Lilia Moritz Schwarcz, no livro “Sobre o autoritarismo brasileiro”, afirma, no Brasil, o sistema escravocrata ter se transformado em um modelo tão enraizado a ponto de acabar se convertendo em uma linguagem, com graves consequências.
Grassou por aqui, do século XVI ao XIX, uma escandalosa injustiça amparada pela artimanha da legalidade. Como não havia nada em nossa legislação algo vetando ou regulando tal sistema, ele se espraiou por todo o país, entrando firme nos “costumes da terra”. Imperou no nosso território uma grande bastardia jurídica, a total falta de direitos de alguns ante a imensa concentração de poderes nas mãos de outros.
Não se escapava da escravidão. Aliás, no caso brasileiro, de tão disseminada ela deixou de ser privilégio de senhores de engenho.
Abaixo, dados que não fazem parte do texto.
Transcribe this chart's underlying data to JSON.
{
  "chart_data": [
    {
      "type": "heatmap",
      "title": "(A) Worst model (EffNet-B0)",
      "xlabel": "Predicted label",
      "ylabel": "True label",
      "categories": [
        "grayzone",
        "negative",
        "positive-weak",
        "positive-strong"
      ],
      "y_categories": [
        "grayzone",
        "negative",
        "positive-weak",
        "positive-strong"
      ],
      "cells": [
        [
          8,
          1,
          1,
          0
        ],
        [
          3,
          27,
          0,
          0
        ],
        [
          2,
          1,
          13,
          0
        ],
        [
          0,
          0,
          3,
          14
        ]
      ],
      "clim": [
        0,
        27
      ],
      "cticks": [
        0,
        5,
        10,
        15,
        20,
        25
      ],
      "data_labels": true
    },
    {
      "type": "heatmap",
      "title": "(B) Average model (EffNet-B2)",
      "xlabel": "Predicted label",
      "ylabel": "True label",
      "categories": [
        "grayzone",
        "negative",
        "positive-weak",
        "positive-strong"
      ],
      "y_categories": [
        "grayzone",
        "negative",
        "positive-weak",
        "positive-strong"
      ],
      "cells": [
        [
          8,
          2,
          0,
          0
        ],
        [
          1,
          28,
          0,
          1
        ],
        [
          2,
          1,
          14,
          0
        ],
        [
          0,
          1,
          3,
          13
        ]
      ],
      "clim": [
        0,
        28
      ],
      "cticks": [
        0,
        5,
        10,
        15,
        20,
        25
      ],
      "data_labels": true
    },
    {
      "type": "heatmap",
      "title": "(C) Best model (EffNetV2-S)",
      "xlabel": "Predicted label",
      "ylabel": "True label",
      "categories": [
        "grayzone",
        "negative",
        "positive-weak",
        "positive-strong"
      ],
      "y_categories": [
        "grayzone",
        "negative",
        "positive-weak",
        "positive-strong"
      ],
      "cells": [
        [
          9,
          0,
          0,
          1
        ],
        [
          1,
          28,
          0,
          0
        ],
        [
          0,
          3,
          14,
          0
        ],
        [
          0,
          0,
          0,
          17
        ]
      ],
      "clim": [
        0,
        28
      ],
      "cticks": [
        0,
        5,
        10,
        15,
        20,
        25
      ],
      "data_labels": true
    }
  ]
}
Padres, militares, funcionários públicos, artesãos, taverneiros, comerciantes, pequenos lavradores, grandes proprietários, a população mais pobre e até libertos possuíam cativos. Sendo assim, a escravidão foi além de ser apenas um sistema econômico:
- moldou condutas,
- definiu desigualdades sociais,
- fez de raça e cor marcadores de diferença fundamentais,
- ordenou etiquetas de mando e obediência, e
- criou uma sociedade condicionada pelo paternalismo e por uma hierarquia muito estrita.
Além disso, e diferentemente do que se procurou difundir, não se confirma a noção de no país ter existido uma escravidão “mais branda”. Um sistema com a propriedade de uma pessoa por outra não tem nenhuma chance de ser benevolente. Ele pressupõe o uso intenso e extenso da mão de obra cativa, a vigilância constante, a falta de liberdade e o arbítrio. A expectativa de vida dos escravizados homens no campo era de 25 anos, ficava abaixo da dos Estados Unidos: 35 anos.
No caso das mulheres, o destino não era muito diferente. Submetidas à força à alcova do senhor escravista, elas experimentavam, no corpo, a violência do sistema. Davam de mamar aos pequenos senhores e senhoras, sendo muitas vezes obrigadas a abandonar seus próprios filhos na “roda dos expostos” ou “dos enjeitados” — um mecanismo empregado para abrir mão (“expor” ou “enjeitar” na linguagem da época) de recém-nascidos.
Eles ficavam aos cuidados de instituições de caridade. Sujeitavam-se a regimes árduos de trabalho, acumulando funções domésticas. Data também desse período a perversa representação da “mulata” como uma mulher mais “propensa” à sexualidade e à lascívia. Esses são estereótipos, construções históricas e sociais. Nada devem aos dados da realidade. Carregam, porém, a faculdade de construir realidades e criar grande prejuízo.
Já se delineava nesses primórdios brasileiros uma “cultura do estupro”, ainda hoje enraizada no país. Com a desproporção sexual entre africanos embarcados, a entrada muito maior de colonos homens, bem como a manutenção de hierarquias de mando, a prática implicou o estabelecimento de relações igualmente hierárquicas, e raramente consentidas. Fazia parte, portanto, das “atividades diárias” das escravizadas sujeitar-se aos desmandos dos senhores, o que acabou gerando uma representação oposta — como se fossem elas a se “oferecer”.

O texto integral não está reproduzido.